Given the problems in OS X, you might be tempted to use Linux's perf or oprofile, or FreeBSD's pmcstat or a variety of options listed by Gregg in his posts. Probably most are in the longer run saner routes than anything touching Instruments.app. BUT, beware if using a Virtual Machine for this. VirtualBox as of version 5.0.4 does not support PMC counters (always report 0). VMware seems to support some virtual PMC for some years already (since VMware Fusion 5, Workstation 9). Parallels also mentions PMU virtualization since v9.
Another maybe interesting way to get stack traces with cache performance information (for the flame graphs or not) might be using Valgrind/callgrind. I still didn't check whether the export would be good for flamegraphing; the truth is that KCacheGrind has seemed up to now good enough to not bother with the flame graphs.
 I am quoting "cycles" because the PMC event definition is more precise than that, but for informal reasoning we can just equal it to processor cycles. Same for "resource stalls".
 IF the code behaves well enough, like looping a lot over a section getting both kinds of events, then maybe the final relationship between collected events might even correlate to what the real CPI would show; but at the end of the day that is not so important for the purpose of finding CPU stall problems.
 not specially old nor good, but plenty of flimsy
 "Intuitive" is hardly adequate a word.

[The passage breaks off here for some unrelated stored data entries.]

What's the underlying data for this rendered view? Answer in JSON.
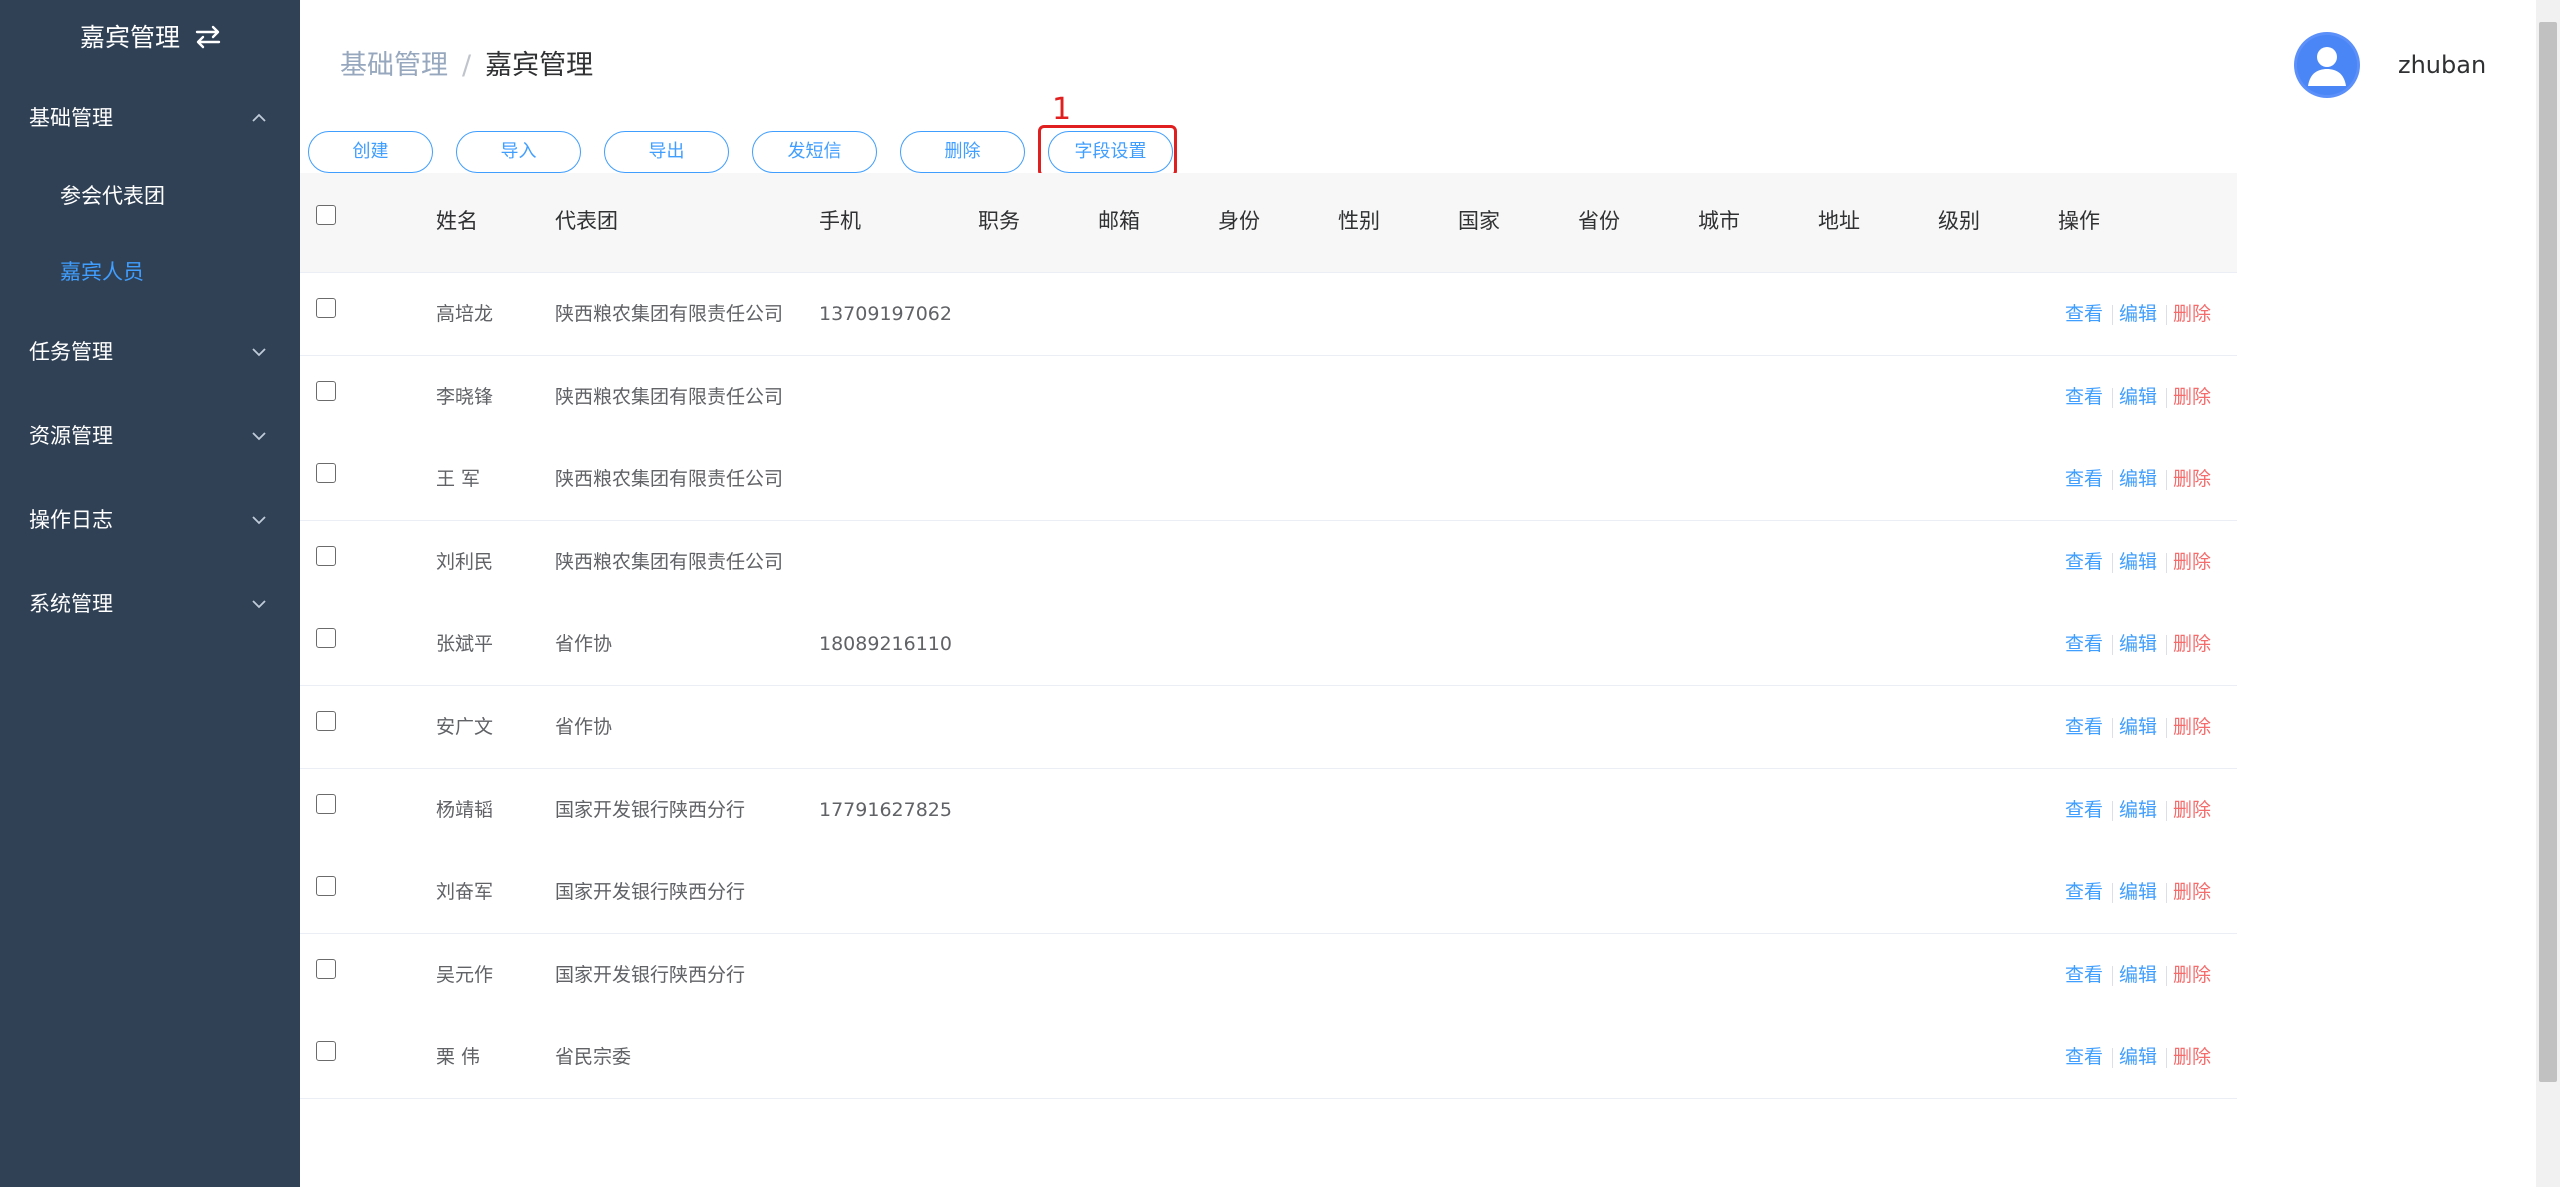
{
  "sidebar": {
    "title": "嘉宾管理",
    "menus": [
      {
        "label": "基础管理",
        "expanded": true
      },
      {
        "label": "任务管理",
        "expanded": false
      },
      {
        "label": "资源管理",
        "expanded": false
      },
      {
        "label": "操作日志",
        "expanded": false
      },
      {
        "label": "系统管理",
        "expanded": false
      }
    ],
    "submenus": [
      {
        "label": "参会代表团",
        "active": false
      },
      {
        "label": "嘉宾人员",
        "active": true
      }
    ]
  },
  "header": {
    "breadcrumb_parent": "基础管理",
    "breadcrumb_sep": "/",
    "breadcrumb_current": "嘉宾管理",
    "username": "zhuban"
  },
  "toolbar": {
    "buttons": [
      "创建",
      "导入",
      "导出",
      "发短信",
      "删除",
      "字段设置"
    ],
    "highlight_label": "1"
  },
  "table": {
    "columns": [
      "姓名",
      "代表团",
      "手机",
      "职务",
      "邮箱",
      "身份",
      "性别",
      "国家",
      "省份",
      "城市",
      "地址",
      "级别",
      "操作"
    ],
    "actions": {
      "view": "查看",
      "edit": "编辑",
      "delete": "删除"
    },
    "rows": [
      {
        "name": "高培龙",
        "delegation": "陕西粮农集团有限责任公司",
        "phone": "13709197062"
      },
      {
        "name": "李晓锋",
        "delegation": "陕西粮农集团有限责任公司",
        "phone": ""
      },
      {
        "name": "王 军",
        "delegation": "陕西粮农集团有限责任公司",
        "phone": ""
      },
      {
        "name": "刘利民",
        "delegation": "陕西粮农集团有限责任公司",
        "phone": ""
      },
      {
        "name": "张斌平",
        "delegation": "省作协",
        "phone": "18089216110"
      },
      {
        "name": "安广文",
        "delegation": "省作协",
        "phone": ""
      },
      {
        "name": "杨靖韬",
        "delegation": "国家开发银行陕西分行",
        "phone": "17791627825"
      },
      {
        "name": "刘奋军",
        "delegation": "国家开发银行陕西分行",
        "phone": ""
      },
      {
        "name": "吴元作",
        "delegation": "国家开发银行陕西分行",
        "phone": ""
      },
      {
        "name": "栗 伟",
        "delegation": "省民宗委",
        "phone": ""
      }
    ]
  },
  "colors": {
    "sidebar_bg": "#304156",
    "accent": "#409eff",
    "danger": "#f56c6c",
    "highlight": "#e02020"
  }
}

You better have a very good idea of what the code is doing and what are the capabilities of the hardware if you plan to make sense of what the profiler shows and what could be improved. For example: what COULD be ideal IPC value in your machine? And WHY your program is not getting it? On the other hand, once you have some idea about that, the fact that sampling on time shows the evolution of the counter values certainly makes it more intuitive to me than sampling on events.
 But be careful, because if you go to too short periods (lower than say 50k cycles), Instruments.app will either drop events silently, or hang, or reboot the whole machine. And anyway, even if it seems to work right, I'd recommend saving your results often, since it has a tendency to die unprovokedly. I'm even suspecting that the whole OS/machine gets unstable; I have had a couple of reboot-on-wake-from-sleep cases the last couple of days in which I had been playing more intensively with Instruments.app. Beware also on the "cycles" event as a substitute of wallclock time; I didn't check on whether they differ when for example a thread is scheduled out.
 I am guessing that one possibility would be to create an Instruments.app template which defines not only what has to be sampled but how the results have to be shown in the call tree table, and then the GUI trip needed between sampling from the CLI and wanting to export is shortest, and maybe even simple enough to be automated though the limited AppleScript support in Instruments.app and without the need of GUI scripting.
 I hear that in Solaris, DTrace can be used to access Performance Counters but that that was still not implemented in FreeBSD as of 2015. I also don't see any DTrace provider for PMC access in OS X 10.10 (list of providers here).
 If you look for _sampleRateUnits in a saved Instruments.app template (you'll need to convert it with PlistBuddy), you will "ms" a few lines under it. Maybe changing the units in the file would work, but I haven't tried.